Friday, February 17, 2012

The Budget That Isn't a Budget

budg·et (bjt)n: An itemized summary of estimated or intended expenditures for a given period along with proposals for financing them

Last weekend, Obama released major components of his budget. The Wall Street Journal highlighted some of the key takeaways:

The real news in Mr. Obama's budget proposal is the story of those four years, and what a tale they tell.

• Four years of spending of more than 24% of GDP, the four highest spending years since 1946. In the current fiscal year of 2012, despite talk of austerity, Mr. Obama predicts spending will increase by $193 billion to $3.8 trillion, or 24.3% of GDP. The top chart shows the unprecedented four-year blowout.


• Another deficit of $1.327 trillion in 2012, also an increase from 2011, and making four years in a row above $1.29 trillion. The last time that happened? Never.

• Revenues at historic lows because of the mediocre recovery and temporary tax cuts that are deadweight revenue losses because they do so little for economic growth. The White House budget office estimates that for the fourth year in a row revenues won't reach 16% of GDP. The last time they were below 16% for any year was 1950.

• All of this has added as astonishing $5 trillion in debt in a single Presidential term. National debt held by the public—the kind you have to pay back—will hit 74.2% this year and keep rising to 77.4% next year. The bottom chart shows the trend.

The Wall Street Journal also highlighted the truth in the "Budget" if it passes:

The only thing that you can be certain will become law in this budget if Mr. Obama is re-elected is the monumental tax increase. His plan would raise tax rates across the board on anyone or any business owners making more than $200,000 for individuals and $250,000 for couples. These are the 3% of taxpayers that Mr. Obama says aren't paying their fair share, though that 3% pays more in income tax than the rest of the other 97%.

Paul Ryan, the House Budget Guru dissects the "Budget."

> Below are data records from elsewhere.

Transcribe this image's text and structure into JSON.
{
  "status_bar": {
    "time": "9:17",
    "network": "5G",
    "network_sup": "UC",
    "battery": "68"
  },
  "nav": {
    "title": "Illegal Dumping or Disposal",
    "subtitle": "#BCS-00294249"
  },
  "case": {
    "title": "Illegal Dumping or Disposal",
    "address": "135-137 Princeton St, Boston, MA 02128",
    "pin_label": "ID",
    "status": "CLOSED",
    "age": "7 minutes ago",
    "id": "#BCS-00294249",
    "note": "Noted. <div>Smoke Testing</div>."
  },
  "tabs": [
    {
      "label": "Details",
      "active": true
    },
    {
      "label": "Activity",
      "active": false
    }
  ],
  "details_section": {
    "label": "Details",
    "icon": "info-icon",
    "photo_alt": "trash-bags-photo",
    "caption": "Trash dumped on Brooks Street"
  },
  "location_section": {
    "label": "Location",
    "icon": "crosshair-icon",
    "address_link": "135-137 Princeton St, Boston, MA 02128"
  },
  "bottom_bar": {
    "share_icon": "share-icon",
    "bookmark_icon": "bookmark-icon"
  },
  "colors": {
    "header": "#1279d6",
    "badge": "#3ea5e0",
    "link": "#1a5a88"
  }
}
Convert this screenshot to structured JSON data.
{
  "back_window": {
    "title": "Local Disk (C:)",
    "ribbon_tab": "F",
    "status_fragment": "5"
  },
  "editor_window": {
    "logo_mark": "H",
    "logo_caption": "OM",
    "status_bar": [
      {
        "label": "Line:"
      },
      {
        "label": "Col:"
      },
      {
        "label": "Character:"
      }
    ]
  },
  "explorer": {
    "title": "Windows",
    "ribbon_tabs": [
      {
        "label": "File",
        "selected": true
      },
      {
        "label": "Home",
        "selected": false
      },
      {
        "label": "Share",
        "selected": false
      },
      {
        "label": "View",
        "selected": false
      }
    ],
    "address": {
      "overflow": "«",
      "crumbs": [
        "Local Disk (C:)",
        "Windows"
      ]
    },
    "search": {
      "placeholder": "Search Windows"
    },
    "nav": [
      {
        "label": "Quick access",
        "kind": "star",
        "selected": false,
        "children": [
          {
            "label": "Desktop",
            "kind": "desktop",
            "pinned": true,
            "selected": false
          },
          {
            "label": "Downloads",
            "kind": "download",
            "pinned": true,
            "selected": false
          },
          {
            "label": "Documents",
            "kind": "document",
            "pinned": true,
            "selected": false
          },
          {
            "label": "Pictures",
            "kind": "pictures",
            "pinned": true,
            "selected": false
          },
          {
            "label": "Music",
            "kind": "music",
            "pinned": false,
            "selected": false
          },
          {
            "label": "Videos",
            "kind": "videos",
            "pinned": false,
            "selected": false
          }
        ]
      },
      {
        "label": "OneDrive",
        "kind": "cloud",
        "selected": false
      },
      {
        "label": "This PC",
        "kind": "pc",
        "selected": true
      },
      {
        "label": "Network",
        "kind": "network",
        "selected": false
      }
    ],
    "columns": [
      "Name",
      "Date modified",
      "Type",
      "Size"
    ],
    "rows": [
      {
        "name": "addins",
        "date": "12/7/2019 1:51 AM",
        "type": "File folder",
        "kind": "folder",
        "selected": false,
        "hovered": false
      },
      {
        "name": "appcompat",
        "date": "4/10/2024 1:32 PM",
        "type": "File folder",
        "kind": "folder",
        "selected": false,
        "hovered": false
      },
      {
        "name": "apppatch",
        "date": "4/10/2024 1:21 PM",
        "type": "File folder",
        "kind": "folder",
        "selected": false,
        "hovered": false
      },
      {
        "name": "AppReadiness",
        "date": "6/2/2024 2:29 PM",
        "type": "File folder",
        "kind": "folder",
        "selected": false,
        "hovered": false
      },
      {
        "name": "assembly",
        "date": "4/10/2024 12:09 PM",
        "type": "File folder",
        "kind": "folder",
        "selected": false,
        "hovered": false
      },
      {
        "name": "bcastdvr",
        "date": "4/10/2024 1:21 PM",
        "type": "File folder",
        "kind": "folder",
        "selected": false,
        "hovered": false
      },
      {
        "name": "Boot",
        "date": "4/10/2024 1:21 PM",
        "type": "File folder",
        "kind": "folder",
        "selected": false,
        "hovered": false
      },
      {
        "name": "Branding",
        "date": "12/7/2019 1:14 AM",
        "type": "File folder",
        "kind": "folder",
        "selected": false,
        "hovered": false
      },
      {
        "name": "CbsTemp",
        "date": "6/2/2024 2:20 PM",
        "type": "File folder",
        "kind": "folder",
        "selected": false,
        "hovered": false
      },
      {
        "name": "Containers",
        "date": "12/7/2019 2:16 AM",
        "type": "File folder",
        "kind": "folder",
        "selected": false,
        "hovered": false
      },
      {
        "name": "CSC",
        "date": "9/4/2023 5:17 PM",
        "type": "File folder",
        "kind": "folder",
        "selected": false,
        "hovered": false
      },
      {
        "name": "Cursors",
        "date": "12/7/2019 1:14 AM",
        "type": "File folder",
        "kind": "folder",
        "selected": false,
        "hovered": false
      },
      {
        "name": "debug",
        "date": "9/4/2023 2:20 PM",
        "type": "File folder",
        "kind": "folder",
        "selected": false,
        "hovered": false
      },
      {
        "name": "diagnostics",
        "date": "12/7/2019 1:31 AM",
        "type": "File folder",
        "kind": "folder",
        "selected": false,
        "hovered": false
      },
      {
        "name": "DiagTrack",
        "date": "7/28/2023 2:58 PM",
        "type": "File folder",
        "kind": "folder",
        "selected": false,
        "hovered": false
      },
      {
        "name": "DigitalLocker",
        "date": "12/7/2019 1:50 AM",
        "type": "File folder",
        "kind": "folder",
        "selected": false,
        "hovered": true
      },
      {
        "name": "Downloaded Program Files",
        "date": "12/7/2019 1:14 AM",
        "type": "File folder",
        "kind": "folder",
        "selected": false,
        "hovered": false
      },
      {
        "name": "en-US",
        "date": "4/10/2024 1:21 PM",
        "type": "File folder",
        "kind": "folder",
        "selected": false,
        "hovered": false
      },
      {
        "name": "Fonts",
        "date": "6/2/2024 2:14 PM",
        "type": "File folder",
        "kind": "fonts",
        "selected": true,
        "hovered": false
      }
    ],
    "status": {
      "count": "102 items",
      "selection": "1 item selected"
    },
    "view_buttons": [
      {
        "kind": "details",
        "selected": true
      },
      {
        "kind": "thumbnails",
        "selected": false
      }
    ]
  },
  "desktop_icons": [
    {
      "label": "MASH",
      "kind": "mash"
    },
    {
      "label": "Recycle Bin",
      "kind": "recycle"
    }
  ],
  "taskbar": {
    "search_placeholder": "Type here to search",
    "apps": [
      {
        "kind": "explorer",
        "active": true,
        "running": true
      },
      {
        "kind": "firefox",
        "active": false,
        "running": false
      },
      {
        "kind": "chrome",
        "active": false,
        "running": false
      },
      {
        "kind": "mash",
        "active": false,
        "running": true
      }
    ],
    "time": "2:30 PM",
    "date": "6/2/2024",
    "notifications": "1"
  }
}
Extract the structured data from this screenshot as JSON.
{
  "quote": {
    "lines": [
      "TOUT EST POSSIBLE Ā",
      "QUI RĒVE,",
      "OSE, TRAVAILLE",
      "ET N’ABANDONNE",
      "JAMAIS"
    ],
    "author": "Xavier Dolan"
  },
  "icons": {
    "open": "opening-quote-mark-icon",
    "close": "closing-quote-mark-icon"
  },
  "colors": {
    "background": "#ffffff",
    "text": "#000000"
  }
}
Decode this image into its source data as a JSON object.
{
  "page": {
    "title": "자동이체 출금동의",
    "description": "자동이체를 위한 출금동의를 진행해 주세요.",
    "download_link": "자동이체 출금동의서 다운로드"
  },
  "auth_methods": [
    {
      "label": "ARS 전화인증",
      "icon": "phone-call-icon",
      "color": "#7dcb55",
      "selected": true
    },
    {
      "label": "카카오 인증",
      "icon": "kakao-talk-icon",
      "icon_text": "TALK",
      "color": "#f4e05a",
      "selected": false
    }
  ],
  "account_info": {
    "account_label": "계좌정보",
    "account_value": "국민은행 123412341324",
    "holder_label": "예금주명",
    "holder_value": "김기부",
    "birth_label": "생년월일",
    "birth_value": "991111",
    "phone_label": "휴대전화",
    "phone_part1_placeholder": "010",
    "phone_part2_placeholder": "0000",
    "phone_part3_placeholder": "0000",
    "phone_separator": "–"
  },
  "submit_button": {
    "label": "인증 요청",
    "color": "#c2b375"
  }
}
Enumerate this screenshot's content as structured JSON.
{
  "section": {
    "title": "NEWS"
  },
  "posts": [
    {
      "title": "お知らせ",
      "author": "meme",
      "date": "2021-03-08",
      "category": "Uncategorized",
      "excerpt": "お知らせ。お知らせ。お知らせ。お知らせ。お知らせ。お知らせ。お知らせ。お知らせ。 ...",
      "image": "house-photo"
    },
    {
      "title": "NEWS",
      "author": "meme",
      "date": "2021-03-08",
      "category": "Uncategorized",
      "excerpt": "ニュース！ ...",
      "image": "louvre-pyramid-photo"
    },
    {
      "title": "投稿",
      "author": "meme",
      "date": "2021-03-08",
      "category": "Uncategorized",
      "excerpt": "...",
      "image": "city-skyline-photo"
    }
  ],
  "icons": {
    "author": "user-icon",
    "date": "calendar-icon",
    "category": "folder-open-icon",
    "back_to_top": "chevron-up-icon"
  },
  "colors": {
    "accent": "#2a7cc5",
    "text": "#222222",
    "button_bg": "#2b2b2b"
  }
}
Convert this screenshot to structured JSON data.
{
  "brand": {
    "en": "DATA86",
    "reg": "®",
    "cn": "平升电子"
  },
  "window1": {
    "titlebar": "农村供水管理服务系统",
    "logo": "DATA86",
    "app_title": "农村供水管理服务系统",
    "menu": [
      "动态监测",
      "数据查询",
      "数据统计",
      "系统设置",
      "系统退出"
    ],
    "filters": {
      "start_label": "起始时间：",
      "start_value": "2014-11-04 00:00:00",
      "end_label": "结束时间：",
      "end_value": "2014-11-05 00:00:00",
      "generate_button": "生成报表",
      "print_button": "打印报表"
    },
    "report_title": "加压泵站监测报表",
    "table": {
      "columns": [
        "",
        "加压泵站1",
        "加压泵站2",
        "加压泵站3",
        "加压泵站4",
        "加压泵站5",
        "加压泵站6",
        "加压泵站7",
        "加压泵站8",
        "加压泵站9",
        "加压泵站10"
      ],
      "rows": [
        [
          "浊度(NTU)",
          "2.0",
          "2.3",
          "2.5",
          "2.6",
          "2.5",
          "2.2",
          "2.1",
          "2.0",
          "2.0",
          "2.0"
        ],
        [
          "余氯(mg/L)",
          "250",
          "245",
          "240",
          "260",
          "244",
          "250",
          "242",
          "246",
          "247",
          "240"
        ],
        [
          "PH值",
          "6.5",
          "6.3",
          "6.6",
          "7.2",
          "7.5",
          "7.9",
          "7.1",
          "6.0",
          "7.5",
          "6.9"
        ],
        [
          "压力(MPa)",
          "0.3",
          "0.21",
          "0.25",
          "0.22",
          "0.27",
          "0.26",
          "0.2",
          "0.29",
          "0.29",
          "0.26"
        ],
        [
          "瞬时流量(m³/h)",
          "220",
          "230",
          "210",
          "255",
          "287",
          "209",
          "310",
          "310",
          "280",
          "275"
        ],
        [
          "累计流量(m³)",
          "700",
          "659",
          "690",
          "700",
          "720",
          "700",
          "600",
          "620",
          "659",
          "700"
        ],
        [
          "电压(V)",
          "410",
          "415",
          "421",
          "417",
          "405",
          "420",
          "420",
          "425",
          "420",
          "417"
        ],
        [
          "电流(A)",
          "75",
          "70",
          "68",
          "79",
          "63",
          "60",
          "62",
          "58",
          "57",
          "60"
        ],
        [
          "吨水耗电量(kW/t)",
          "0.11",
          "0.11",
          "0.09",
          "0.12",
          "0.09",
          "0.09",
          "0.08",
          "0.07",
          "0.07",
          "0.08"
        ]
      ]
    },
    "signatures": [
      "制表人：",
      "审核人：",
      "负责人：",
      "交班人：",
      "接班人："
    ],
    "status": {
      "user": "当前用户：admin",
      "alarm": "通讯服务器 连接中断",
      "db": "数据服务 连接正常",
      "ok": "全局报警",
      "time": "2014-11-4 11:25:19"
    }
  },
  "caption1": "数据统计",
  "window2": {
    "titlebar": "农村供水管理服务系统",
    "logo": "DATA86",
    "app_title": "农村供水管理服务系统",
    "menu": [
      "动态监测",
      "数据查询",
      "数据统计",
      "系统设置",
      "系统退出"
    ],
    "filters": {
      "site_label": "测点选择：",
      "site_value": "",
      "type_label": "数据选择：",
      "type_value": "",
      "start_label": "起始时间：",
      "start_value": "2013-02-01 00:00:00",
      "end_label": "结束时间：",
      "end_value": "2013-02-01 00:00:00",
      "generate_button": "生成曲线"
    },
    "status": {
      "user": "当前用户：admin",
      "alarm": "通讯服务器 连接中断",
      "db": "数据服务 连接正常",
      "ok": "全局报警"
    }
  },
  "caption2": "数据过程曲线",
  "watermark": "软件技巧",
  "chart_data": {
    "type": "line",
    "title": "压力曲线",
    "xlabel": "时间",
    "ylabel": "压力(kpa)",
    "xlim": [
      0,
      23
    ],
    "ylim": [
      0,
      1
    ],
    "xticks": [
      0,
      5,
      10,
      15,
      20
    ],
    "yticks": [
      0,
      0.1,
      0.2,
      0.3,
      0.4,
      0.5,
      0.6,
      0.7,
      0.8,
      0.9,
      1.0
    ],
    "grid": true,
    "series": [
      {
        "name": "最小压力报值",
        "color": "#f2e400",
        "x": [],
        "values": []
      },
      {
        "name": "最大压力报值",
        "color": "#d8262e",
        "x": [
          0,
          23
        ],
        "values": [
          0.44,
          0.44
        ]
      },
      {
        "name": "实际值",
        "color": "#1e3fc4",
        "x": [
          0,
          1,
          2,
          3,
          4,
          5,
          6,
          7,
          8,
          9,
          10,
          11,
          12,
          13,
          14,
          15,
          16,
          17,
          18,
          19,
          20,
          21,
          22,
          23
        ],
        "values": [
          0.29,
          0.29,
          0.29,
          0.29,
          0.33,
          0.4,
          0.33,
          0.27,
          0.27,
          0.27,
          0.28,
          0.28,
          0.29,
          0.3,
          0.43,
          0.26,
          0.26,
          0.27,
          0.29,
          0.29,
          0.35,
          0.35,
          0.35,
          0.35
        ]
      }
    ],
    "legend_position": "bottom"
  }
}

Republican House member Scott Garett from New Jersey questioned OMB Acting Director Jeffrey Zients at the House Budget Committee. If you didn't know better, you would think the asnwers were altered:






The budget fails to address the fiscal crisis. Does Obama want another debt ceiling debate on the eve of the election? The Washington Times had this to say about the debt ceiling:

The United States Department of Treasury will reach the the statutory limit it is allowed to borrow money before election day, according to a new study by Sen. Rob Portman, R-Ohio., former director of the U.S. Office of Management and Budget.

“Following the contentious debt ceiling last August, President Obama promised that he would take action to address the country’s fiscal crisis. He has failed to do that," Portman said. "In fact, his new budget increases spending and projects that Washington will be hitting the debt ceiling again in mid-October – burning through a $2.1 trillion debt limit increase in just over 14 months."

Portman's office notes that according to Obama's budget, total debt subject to the statutory debt will reach limit will reach $16.334 trillion by September 30, 2012. This is just $60 billion below the 16,394,000,000,000 debt limit. Since the federal government is adding to the national debt at a rate of $132 billion a month, the debt ceiling is on schedule to be reached by October 15, 2012.

" This is an unfortunate but clear signal to the American people that Washington is spending too much, borrowing too much, and putting our nation’s fiscal stability at risk," Portman said.

You may remember Obama calling George Bush "unpatriotic" for the debt he generated. Well, if Senator Portman is correct, then Obama will be in a class by himself (no transcript required). He would have generated more debt in four years than was generated from 1791 to halfway through W's first term.